The expectation (or mean) of a random variable, $$X$$, is

\begin{aligned} E(X) &= \int\limits_{-\infty}^{\infty}xf(x) dx \quad &\text{for continuous distributions}\\ E(X) &= \sum\limits_{x: p(x) > 0} x p(x) \quad &\text{for discrete distributions} \end{aligned}

## Expectation Properties

For any random variables $$X$$ and $$Y$$ (don’t need independence)

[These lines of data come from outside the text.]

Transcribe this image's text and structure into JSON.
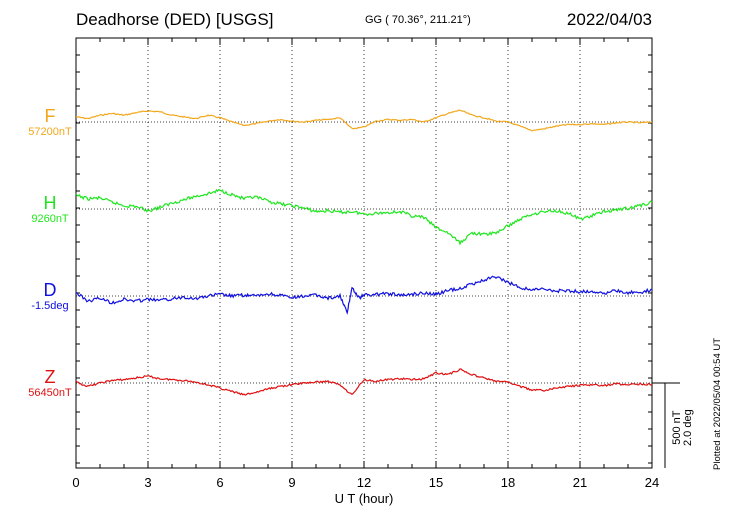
{
  "header": {
    "station": "Deadhorse (DED)  [USGS]",
    "coords": "GG ( 70.36°, 211.21°)",
    "date": "2022/04/03"
  },
  "footer": {
    "plotted": "Plotted at 2022/05/04 00:54 UT",
    "scale_line1": "500 nT",
    "scale_line2": "2.0 deg"
  },
  "chart_data": {
    "type": "line",
    "xlabel": "U T (hour)",
    "xlim": [
      0,
      24
    ],
    "xticks": [
      0,
      3,
      6,
      9,
      12,
      15,
      18,
      21,
      24
    ],
    "grid": true,
    "scale_bar": {
      "nT": 500,
      "deg": 2.0
    },
    "series": [
      {
        "name": "F",
        "baseline_label": "57200nT",
        "color": "#f2a81d",
        "unit": "nT",
        "baseline": 57200,
        "x": [
          0,
          0.5,
          1,
          1.5,
          2,
          2.5,
          3,
          3.5,
          4,
          4.5,
          5,
          5.5,
          6,
          6.5,
          7,
          7.5,
          8,
          8.5,
          9,
          9.5,
          10,
          10.5,
          11,
          11.5,
          12,
          12.5,
          13,
          13.5,
          14,
          14.5,
          15,
          15.5,
          16,
          16.5,
          17,
          17.5,
          18,
          18.5,
          19,
          19.5,
          20,
          20.5,
          21,
          21.5,
          22,
          22.5,
          23,
          23.5,
          24
        ],
        "y": [
          57230,
          57220,
          57240,
          57250,
          57240,
          57255,
          57265,
          57260,
          57240,
          57230,
          57220,
          57240,
          57225,
          57200,
          57180,
          57190,
          57205,
          57215,
          57205,
          57200,
          57210,
          57215,
          57225,
          57160,
          57170,
          57205,
          57215,
          57210,
          57215,
          57200,
          57225,
          57250,
          57270,
          57240,
          57225,
          57205,
          57200,
          57175,
          57150,
          57160,
          57175,
          57185,
          57185,
          57190,
          57185,
          57195,
          57200,
          57195,
          57200
        ]
      },
      {
        "name": "H",
        "baseline_label": "9260nT",
        "color": "#1fe61f",
        "unit": "nT",
        "baseline": 9260,
        "x": [
          0,
          0.5,
          1,
          1.5,
          2,
          2.5,
          3,
          3.5,
          4,
          4.5,
          5,
          5.5,
          6,
          6.5,
          7,
          7.5,
          8,
          8.5,
          9,
          9.5,
          10,
          10.5,
          11,
          11.5,
          12,
          12.5,
          13,
          13.5,
          14,
          14.5,
          15,
          15.5,
          16,
          16.5,
          17,
          17.5,
          18,
          18.5,
          19,
          19.5,
          20,
          20.5,
          21,
          21.5,
          22,
          22.5,
          23,
          23.5,
          24
        ],
        "y": [
          9340,
          9320,
          9325,
          9300,
          9280,
          9275,
          9250,
          9270,
          9295,
          9315,
          9335,
          9350,
          9370,
          9345,
          9320,
          9330,
          9305,
          9290,
          9280,
          9265,
          9245,
          9250,
          9240,
          9245,
          9230,
          9235,
          9240,
          9245,
          9220,
          9210,
          9150,
          9120,
          9060,
          9120,
          9110,
          9120,
          9160,
          9200,
          9230,
          9245,
          9250,
          9235,
          9200,
          9220,
          9245,
          9255,
          9265,
          9280,
          9300
        ]
      },
      {
        "name": "D",
        "baseline_label": "-1.5deg",
        "color": "#1010e0",
        "unit": "deg",
        "baseline": -1.5,
        "x": [
          0,
          0.5,
          1,
          1.5,
          2,
          2.5,
          3,
          3.5,
          4,
          4.5,
          5,
          5.5,
          6,
          6.5,
          7,
          7.5,
          8,
          8.5,
          9,
          9.5,
          10,
          10.5,
          11,
          11.3,
          11.5,
          11.8,
          12,
          12.5,
          13,
          13.5,
          14,
          14.5,
          15,
          15.5,
          16,
          16.5,
          17,
          17.5,
          18,
          18.5,
          19,
          19.5,
          20,
          20.5,
          21,
          21.5,
          22,
          22.5,
          23,
          23.5,
          24
        ],
        "y": [
          -1.42,
          -1.62,
          -1.55,
          -1.66,
          -1.58,
          -1.62,
          -1.58,
          -1.6,
          -1.57,
          -1.52,
          -1.56,
          -1.5,
          -1.46,
          -1.5,
          -1.48,
          -1.5,
          -1.45,
          -1.48,
          -1.55,
          -1.5,
          -1.48,
          -1.55,
          -1.5,
          -1.9,
          -1.3,
          -1.55,
          -1.48,
          -1.46,
          -1.44,
          -1.48,
          -1.46,
          -1.42,
          -1.46,
          -1.37,
          -1.32,
          -1.22,
          -1.12,
          -1.05,
          -1.18,
          -1.3,
          -1.35,
          -1.34,
          -1.38,
          -1.37,
          -1.4,
          -1.38,
          -1.44,
          -1.38,
          -1.42,
          -1.42,
          -1.34
        ]
      },
      {
        "name": "Z",
        "baseline_label": "56450nT",
        "color": "#e01010",
        "unit": "nT",
        "baseline": 56450,
        "x": [
          0,
          0.5,
          1,
          1.5,
          2,
          2.5,
          3,
          3.5,
          4,
          4.5,
          5,
          5.5,
          6,
          6.5,
          7,
          7.5,
          8,
          8.5,
          9,
          9.5,
          10,
          10.5,
          11,
          11.5,
          12,
          12.5,
          13,
          13.5,
          14,
          14.5,
          15,
          15.5,
          16,
          16.5,
          17,
          17.5,
          18,
          18.5,
          19,
          19.5,
          20,
          20.5,
          21,
          21.5,
          22,
          22.5,
          23,
          23.5,
          24
        ],
        "y": [
          56455,
          56430,
          56450,
          56465,
          56470,
          56480,
          56490,
          56475,
          56470,
          56465,
          56455,
          56440,
          56420,
          56400,
          56380,
          56395,
          56415,
          56430,
          56440,
          56450,
          56455,
          56460,
          56440,
          56380,
          56470,
          56460,
          56470,
          56475,
          56470,
          56475,
          56510,
          56500,
          56530,
          56500,
          56480,
          56460,
          56455,
          56430,
          56410,
          56405,
          56420,
          56430,
          56435,
          56440,
          56435,
          56445,
          56440,
          56445,
          56440
        ]
      }
    ]
  }
}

$$E(X + Y) = E(X) + E(Y)$$

$$E(a_1X_1 + \ldots + a_nX_n) = a_1E(X_1) + \ldots + a_nE(X_n)$$

Known as the linearity property.

## Variance and Covariance

The variance of r.v. $$X$$ is $Var(X) = E\bigl[ \left(X - E(X)\right)^2 \bigr] = E[X^2] - \left(E[X]\right)^2$

The covariance between r.v.’s $$X$$ and $$Y$$ is $Cov(X, Y) = E\left[\bigl(X- E(X) \bigr)\bigl(Y - E(Y) \bigr)\right]$ If $$X$$ and $$Y$$ are independent $$Cov(X, Y) = 0$$ (converse isn’t true)

$$Cov(X, X) = Var(X)$$

## Variance Properties

For any random variables $$X$$ and $$Y$$ (don’t need independence)

$$Var(X + Y) = Var(X) + Var(Y) + 2Cov(X, Y)$$

$$Var(X - Y) = Var(X) + Var(Y) - 2Cov(X, Y)$$

For random variables $$X_1, \ldots, X_n$$ \begin{aligned} \textit{Var}& \left(a_1 X_1 + \ldots + a_n X_n \right)= a_1^2 \textit{Var}(X_1) + \ldots + a_n^2 \textit{Var}(X_n) \, +\\ & a_1a_2 \textit{Cov}(X_1, X_2) + a_1a_3\textit{Cov}(X_1, X_3) + \ldots + a_1a_n\textit{Cov}(X_1, X_n) \, + \\ & \vdots \\ & a_na_1\textit{Cov}(X_n, X_1) + a_na_2\textit{Cov}(X_n, X_2) + \ldots + a_na_{n-1}\textit{Cov}(X_n, X_{n-1}) \end{aligned}

## Next time…

Use these properties to derive mean and variance for sampling distributions.